À vrai dire, ce week-end, les questions agricoles ne seront pas au centre des discussions. La vraie vedette sera Dominique Strauss-Kahn, dont l'intervention télévisée sur France 2 dimanche soir devra au moins égaler l'audience de Nicolas Sarkozy sur TF1 il y a une semaine. Un test présidentiel avant l'heure, même si, sur le fond, le sujet sur lequel vont s'écharper les grands argentiers du G20 ce week-end n'a pas de quoi séduire l'opinion. Les ministres des Finances vont tenter de définir quels sont les bons indicateurs d'alerte des grands déséquilibres macroéconomiques mondiaux : les soldes courants, les taux de change réels, les déficits budgétaires et la dette, les réserves de change et le niveau de l'épargne privée ? À la table du G20, tout le monde reconnaît bien volontiers la validité, théorique, de ces indicateurs, mais personne n'est prêt à accepter que l'on prenne en compte celui qui les montre du doigt. La Chine ne veut ainsi pas entendre parler de la proposition américaine de fixer une limite chiffrée à 4 % du PIB pour le déséquilibre des comptes courants. Les pays émergents, qui accumulent des réserves de changes considérables, refusent de se laisser dicter la conduite à tenir en la matière par des pays développés qui, de leur côté, n'ont guère de leçons de bonne gestion à donner compte tenu de l'état de leurs finances publiques.

 

Avoir des indicateurs d'alerte, c'est bien, mais sans limite chiffrée, qui aura l'autorité suffisante pour transformer cette surveillance multilatérale en action ? On peut aller droit vers une crise majeure en klaxonnant, comme cela a été le cas avec les subprimes aux États-Unis, si personne ne peut dire "stop", cela ne résout rien. Or, le FMI n'est pas armé pour dire aux États-Unis ou à la Chine que leur politique conduit le monde à sa perte. Le rôle du G20 est de pousser à corriger des déséquilibres, mais pas de dicter sa politique à tel ou tel pays, a tempéré, vendredi, Christine Lagarde. C'est la limite du raisonnement. Malgré les progrès de la gouvernance mondiale, nous vivons dans un monde de plus en plus fractionné. Et qu'il s'agisse de monnaie, de climat ou d'agriculture, le G3 (Amérique, Europe, Asie) organisé en grands blocs de force égale se neutralise plus qu'il ne cogère la planète dans un intérêt commun.

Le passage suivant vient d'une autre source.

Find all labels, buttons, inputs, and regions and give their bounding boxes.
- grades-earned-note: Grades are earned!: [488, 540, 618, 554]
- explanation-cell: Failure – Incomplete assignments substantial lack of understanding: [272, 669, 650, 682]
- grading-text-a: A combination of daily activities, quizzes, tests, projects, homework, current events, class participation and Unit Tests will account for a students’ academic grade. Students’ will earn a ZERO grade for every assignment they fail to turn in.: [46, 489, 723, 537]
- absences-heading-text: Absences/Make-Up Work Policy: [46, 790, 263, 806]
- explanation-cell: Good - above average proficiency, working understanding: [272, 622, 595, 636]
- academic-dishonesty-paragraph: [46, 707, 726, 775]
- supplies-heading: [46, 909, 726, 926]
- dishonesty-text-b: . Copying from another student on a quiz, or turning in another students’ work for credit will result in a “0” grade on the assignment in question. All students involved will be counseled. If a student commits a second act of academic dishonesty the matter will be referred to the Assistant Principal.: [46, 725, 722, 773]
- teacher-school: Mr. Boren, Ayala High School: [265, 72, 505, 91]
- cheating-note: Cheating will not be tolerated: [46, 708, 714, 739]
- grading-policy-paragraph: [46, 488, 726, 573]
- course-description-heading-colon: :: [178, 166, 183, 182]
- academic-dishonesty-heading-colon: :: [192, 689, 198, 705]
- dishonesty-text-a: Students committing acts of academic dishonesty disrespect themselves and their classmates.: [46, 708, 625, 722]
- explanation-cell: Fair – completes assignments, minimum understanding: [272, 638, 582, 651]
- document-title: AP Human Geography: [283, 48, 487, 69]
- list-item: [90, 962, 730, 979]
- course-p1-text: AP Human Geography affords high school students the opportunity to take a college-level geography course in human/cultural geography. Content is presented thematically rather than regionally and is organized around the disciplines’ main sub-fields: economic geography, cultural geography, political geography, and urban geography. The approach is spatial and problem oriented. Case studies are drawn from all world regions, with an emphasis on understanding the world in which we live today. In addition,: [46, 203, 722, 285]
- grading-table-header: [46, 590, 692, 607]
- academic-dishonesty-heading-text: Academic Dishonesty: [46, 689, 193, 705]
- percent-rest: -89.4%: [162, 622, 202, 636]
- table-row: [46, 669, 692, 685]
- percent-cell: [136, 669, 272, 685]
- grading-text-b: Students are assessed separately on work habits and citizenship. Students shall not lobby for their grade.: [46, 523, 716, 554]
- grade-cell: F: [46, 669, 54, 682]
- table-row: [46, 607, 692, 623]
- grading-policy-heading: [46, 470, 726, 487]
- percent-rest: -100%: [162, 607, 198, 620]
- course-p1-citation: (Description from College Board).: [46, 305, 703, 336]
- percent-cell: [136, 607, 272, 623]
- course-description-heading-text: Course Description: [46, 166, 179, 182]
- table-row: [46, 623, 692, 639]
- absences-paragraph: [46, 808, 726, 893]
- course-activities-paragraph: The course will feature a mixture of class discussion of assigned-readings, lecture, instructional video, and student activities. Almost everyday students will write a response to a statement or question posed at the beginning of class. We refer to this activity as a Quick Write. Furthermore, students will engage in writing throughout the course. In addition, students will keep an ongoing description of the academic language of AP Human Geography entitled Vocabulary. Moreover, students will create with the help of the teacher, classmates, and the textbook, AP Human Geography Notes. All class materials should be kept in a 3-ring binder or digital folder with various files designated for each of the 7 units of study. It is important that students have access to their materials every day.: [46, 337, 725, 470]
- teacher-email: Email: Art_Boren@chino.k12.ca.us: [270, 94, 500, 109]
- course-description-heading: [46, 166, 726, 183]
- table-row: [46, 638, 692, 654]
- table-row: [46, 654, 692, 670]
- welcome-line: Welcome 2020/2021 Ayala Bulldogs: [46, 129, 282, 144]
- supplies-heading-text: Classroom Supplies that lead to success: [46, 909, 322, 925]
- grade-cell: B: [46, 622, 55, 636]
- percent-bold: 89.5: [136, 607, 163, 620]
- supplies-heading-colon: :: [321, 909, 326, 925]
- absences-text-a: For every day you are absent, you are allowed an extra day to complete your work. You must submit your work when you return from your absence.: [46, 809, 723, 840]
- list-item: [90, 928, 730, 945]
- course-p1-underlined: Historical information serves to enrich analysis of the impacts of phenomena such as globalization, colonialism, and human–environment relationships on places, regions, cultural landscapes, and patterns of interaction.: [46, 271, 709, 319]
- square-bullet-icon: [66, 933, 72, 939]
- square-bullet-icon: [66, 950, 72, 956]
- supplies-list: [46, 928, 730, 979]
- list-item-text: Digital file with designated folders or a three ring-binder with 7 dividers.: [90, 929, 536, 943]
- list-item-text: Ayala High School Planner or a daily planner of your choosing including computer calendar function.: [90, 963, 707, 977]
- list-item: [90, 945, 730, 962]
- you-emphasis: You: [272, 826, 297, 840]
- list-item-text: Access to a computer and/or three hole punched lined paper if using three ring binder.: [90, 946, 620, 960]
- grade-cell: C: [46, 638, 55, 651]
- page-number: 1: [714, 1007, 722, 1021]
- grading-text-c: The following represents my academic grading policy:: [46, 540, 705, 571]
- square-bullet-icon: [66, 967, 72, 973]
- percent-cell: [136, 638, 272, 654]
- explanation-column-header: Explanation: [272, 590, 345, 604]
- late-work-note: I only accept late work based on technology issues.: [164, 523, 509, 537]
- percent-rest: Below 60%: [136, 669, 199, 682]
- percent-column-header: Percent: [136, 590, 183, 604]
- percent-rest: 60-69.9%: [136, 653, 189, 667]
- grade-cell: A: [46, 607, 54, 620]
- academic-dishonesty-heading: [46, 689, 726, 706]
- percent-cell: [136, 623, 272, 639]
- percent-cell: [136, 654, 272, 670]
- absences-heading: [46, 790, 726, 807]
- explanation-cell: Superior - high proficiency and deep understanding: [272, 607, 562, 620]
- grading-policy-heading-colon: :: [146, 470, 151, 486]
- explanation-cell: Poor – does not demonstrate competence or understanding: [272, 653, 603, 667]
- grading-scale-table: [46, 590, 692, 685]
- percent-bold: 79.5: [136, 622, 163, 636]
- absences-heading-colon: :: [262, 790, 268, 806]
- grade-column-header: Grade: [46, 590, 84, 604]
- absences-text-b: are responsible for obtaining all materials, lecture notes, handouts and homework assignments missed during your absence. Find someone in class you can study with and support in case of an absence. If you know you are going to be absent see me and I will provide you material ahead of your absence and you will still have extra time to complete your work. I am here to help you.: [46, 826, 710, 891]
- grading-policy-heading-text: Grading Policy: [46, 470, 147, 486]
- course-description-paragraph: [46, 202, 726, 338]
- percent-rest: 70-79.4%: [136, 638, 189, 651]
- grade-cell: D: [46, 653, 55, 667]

Dans un tel monde, l'agriculture française semble mal partie. Et face à tous les hommes politiques qui vont venir au cours du week-end flatter les vaches laitières, les agriculteurs français en sont réduits à écouter le nouveau président de la FNSEA, Xavier Beulin, premier céréalier élu à la tête de la puissante fédération, parler d'un agriculteur-acteur, qui n'attend plus tout de l'aide de l'État. Un agriculteur-acteur qui rencontrerait une tendance nouvelle de l'après-crise, celle du consommateur-acteur. La nouvelle mode, en agriculture, après le bio, est le locavore, celui qui consomme en priorité ce qui est produit localement. Une réponse aux excès de la malbouffe et de l'agriculture intensive et mondialisée, sans doute promise à un grand avenir.